То снежных Альп, то голубой лагуны.
Тут – гор дуга, там – острова средь моря...
И я обнять готов весь мир подлунный
 
И тот народец, что, с приливом споря,
Дубовые столбы волне подсунул,
На коих спят дворцы, не зная горя.
 
 
 
XXI (№ 3)
 
Люблю, коль день спешит к концу устало
И солнце вниз, на барки и гондолы,
Взирает, опустивши очи долу,
А город отражается в каналах.
 
Там облака бегут, за ними валом
Спешат дворцы и храмы; шумом квелым
Доносится с Риальто жизни соло:
На лестницах ее уж потрепало.
 
Здесь люд снует, а не плетется жалко;
Бездельнику здесь горе, быть бы живу,
А чудаку ни холодно, ни жарко.
 
А вечерами все толпой счастливой
Идут певца послушать на Сан Марко,
А коль импровизатора – на Риву.
 
 
 
XXII (№ 4)
 
Я пережил иллюзию угара
И не блуждаю там да сям по миру,
Но я взываю к другу и кумиру:
Поставь мне цель, чтоб к ней стремиться яро.
 
Мой дух мечтал найти себе под пару,
И я леплюсь к тебе душою сирой,
Ведь в алтарях, где спит вино в потирах,
Все ангелы – твои, о, друг мой старый.
 
Твое искусство Истину впитало...
Возьми себе все дни мои всецело!
Веди меня к твердыням Идеала!
 
Какое счастье – жить мало-помалу
В гармонии с одним небесным делом,
Жить, как Беллини, в рост с его уделом.
 
 
 
XXIII (№ 5)
 
Венеция – в Стране Воспоминаний,
Здесь – только тень с фальшивым блеском глянца.

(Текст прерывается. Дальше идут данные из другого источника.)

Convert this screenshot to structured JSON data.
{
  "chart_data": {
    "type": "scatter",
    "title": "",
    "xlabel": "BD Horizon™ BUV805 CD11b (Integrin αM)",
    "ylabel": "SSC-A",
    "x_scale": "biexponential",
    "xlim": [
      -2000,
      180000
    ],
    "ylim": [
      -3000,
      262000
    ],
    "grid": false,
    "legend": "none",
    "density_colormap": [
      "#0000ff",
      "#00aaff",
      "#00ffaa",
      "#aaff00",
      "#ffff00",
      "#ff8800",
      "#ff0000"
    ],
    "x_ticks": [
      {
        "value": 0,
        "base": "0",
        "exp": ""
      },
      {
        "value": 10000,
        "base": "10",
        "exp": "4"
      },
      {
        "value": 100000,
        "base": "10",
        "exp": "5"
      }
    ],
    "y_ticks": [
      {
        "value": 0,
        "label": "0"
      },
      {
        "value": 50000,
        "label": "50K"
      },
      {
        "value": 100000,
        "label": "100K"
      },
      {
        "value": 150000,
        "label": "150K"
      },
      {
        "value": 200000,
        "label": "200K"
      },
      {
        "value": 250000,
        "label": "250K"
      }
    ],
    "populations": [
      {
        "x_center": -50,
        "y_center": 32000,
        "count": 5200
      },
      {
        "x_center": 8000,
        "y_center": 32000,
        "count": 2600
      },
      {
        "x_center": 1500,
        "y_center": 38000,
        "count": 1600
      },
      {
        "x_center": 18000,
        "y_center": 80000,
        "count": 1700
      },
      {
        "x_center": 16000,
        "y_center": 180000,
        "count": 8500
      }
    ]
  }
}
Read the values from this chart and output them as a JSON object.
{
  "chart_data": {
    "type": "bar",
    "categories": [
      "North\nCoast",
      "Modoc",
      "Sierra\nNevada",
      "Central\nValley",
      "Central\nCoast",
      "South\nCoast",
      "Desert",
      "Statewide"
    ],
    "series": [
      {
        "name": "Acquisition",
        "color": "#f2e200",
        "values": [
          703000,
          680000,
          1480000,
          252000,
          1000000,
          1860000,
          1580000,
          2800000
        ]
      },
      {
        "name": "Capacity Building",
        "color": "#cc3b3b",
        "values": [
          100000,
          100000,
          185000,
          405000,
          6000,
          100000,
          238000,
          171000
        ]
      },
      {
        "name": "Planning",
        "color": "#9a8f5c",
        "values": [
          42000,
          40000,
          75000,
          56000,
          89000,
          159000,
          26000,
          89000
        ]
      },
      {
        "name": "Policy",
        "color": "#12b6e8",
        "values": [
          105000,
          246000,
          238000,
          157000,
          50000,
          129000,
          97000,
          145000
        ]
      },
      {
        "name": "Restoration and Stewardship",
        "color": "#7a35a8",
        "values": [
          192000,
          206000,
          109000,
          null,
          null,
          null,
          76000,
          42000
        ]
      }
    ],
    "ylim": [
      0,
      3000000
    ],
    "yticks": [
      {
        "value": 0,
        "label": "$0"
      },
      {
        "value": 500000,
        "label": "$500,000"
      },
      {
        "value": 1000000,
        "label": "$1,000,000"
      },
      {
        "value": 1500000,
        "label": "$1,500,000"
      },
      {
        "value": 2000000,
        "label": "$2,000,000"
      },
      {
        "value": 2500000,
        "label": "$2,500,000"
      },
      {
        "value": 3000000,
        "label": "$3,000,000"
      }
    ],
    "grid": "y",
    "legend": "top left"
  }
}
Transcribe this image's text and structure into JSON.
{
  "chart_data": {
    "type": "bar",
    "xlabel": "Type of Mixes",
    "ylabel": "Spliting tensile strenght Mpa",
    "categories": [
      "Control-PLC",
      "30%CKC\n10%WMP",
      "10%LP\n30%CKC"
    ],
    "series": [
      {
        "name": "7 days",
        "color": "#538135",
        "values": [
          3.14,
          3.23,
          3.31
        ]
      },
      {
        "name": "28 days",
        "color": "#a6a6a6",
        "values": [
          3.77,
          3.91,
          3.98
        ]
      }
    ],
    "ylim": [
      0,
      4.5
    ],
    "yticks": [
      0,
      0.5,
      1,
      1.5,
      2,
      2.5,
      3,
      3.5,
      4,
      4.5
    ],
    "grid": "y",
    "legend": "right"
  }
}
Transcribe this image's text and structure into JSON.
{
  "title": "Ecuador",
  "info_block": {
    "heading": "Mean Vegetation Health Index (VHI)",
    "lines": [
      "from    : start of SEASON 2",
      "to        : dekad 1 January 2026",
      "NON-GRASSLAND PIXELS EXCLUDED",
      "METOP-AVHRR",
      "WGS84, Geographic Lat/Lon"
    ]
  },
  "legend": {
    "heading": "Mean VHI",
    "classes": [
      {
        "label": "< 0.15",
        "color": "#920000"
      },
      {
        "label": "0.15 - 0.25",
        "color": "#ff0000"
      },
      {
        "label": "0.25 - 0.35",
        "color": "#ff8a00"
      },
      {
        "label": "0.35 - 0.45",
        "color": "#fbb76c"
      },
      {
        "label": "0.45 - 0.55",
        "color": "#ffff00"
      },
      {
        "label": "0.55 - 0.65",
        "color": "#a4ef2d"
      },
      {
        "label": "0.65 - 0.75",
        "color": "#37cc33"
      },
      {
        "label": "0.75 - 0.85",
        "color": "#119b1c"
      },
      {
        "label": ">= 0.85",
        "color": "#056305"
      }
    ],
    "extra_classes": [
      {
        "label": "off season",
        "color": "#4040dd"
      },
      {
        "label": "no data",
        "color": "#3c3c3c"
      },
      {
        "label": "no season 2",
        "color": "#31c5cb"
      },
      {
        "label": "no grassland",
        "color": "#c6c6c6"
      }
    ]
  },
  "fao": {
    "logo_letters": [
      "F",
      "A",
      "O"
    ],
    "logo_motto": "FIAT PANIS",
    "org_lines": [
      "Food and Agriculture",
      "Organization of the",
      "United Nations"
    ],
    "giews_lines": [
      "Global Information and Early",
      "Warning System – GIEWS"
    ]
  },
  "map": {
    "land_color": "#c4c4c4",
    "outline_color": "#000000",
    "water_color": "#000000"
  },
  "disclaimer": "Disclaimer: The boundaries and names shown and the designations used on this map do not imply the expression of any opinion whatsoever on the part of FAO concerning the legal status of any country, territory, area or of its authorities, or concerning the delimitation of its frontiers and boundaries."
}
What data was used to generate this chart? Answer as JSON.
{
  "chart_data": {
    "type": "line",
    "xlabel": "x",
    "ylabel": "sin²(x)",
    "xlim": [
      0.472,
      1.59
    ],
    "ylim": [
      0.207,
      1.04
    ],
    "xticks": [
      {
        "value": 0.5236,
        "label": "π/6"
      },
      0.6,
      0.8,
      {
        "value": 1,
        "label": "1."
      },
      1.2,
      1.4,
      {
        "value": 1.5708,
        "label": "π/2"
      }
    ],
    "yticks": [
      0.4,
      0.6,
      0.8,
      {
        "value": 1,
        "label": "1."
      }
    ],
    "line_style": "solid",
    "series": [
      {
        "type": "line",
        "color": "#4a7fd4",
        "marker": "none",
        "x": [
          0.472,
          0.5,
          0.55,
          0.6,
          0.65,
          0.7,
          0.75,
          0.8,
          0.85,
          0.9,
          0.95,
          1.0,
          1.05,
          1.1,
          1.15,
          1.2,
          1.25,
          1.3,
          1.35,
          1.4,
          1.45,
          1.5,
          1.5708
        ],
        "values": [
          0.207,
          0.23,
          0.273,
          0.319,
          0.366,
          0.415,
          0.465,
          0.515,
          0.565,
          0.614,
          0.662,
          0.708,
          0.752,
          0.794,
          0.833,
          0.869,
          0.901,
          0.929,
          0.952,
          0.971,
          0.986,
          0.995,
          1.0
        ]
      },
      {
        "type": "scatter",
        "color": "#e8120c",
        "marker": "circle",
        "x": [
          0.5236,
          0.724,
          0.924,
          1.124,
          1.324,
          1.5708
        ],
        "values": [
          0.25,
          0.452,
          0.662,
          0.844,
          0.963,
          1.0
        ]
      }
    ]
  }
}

Унижен Лев, оплот республиканца,
И мрак узилищ светел от зияний.
 
Квадриге медной, коей в дни скитаний
Пришлось узнать ритм палубного танца,
Не обрести былой свободы: ранит
Ее коней уздечка Корсиканца!
 
Знал мрамор сей, постройки вековые,
Что сгинет род, имевший чем гордиться?
Разграблены, они стоят пустые...
 
Все измельчало. Современным лицам
Не по размеру те черты, какие
Присущи дожам, судя по гробницам.
 
 
 
XXIV (№ 6)
 
О, Тициан, муж славный! О, какие
Тут мощь и жизнь! Прости за безразличье
Моё к тебе... Пав ниц перед величьем,
Взираю на «Успение Марии».
 
Мою хандру овеяли впервые
Те облака, что, от иных в отличье,
Тебя возносят к небу, хоть в наличье
На том холсте лишь Дева да Cвятые.
 
Тебя я вижу рядом с Порденоне,
С тобой при жизни спорившим за славу;
Теперь вы оба, как цари, – в короне!
 
И можете, забыв раздор лукавый,
Обнять патриотичного Джорджоне
И Веронезе, чтимого по праву.
 
 
 
(№ 7)
 
По Гранд-каналу шастают гондолы
(Ох, широка спина у Каналаццо!).
С них иноземцы смотрят на палаццо
Гримани иль Ка-Пéзаро. Но школа
 
Мне ранняя милей: дворец Ка-д’Оро
Иль Вендрамин. Тут не над чем смеяться,
Ведь старый стиль не хуже, может статься,
Чем Ренессанс с его роскошным соло.
 
О, готика! Орнамент многогранный
Покрыл и балюстрады, и балконы,
И даже камень арок первозданных.
 
Из ниш святые смотрят благосклонно
И Красоту спешат принять, как данность,
В союзе с Меланхолией резонной.
 
 
 
XXV (№ 8)
 
Мне кажется, здесь Горе проживает:
Тихонько плачет в гулких залах храма,
И смех, и шутки моросью упрямой,
На воздух выйдя, всюду заменяет.
 
Венеция в упадке, в яме самой,
Где Колесо Фортуны застревает.
Порт опустел. И лишь порой, бывает,
Стоят суда у эспланады прямо.
 
Венеция когда-то красовалась
В шитье златом, будь сам Паоло тоже
Ее, как даму, приукрасил малость.
 
Лишь данью слез поэт, скитаясь, может
То оплатить, что от веков осталось:
Вот эту лестницу к владеньям дожей.
 
 
 
XXVI (№ 9)
 
Неделя за неделей пробегает,
А не могу с Венецией расстаться.
«Фузина», «Местре»... Холодок, признаться,
При эдаких словах меня пронзает.
 
Ты – вне сравненья, в этом убеждает
Меня знакомство с храмами, с палаццо.
И с тем, что вижу, я хочу сравняться
В величии! Душа моя пылает...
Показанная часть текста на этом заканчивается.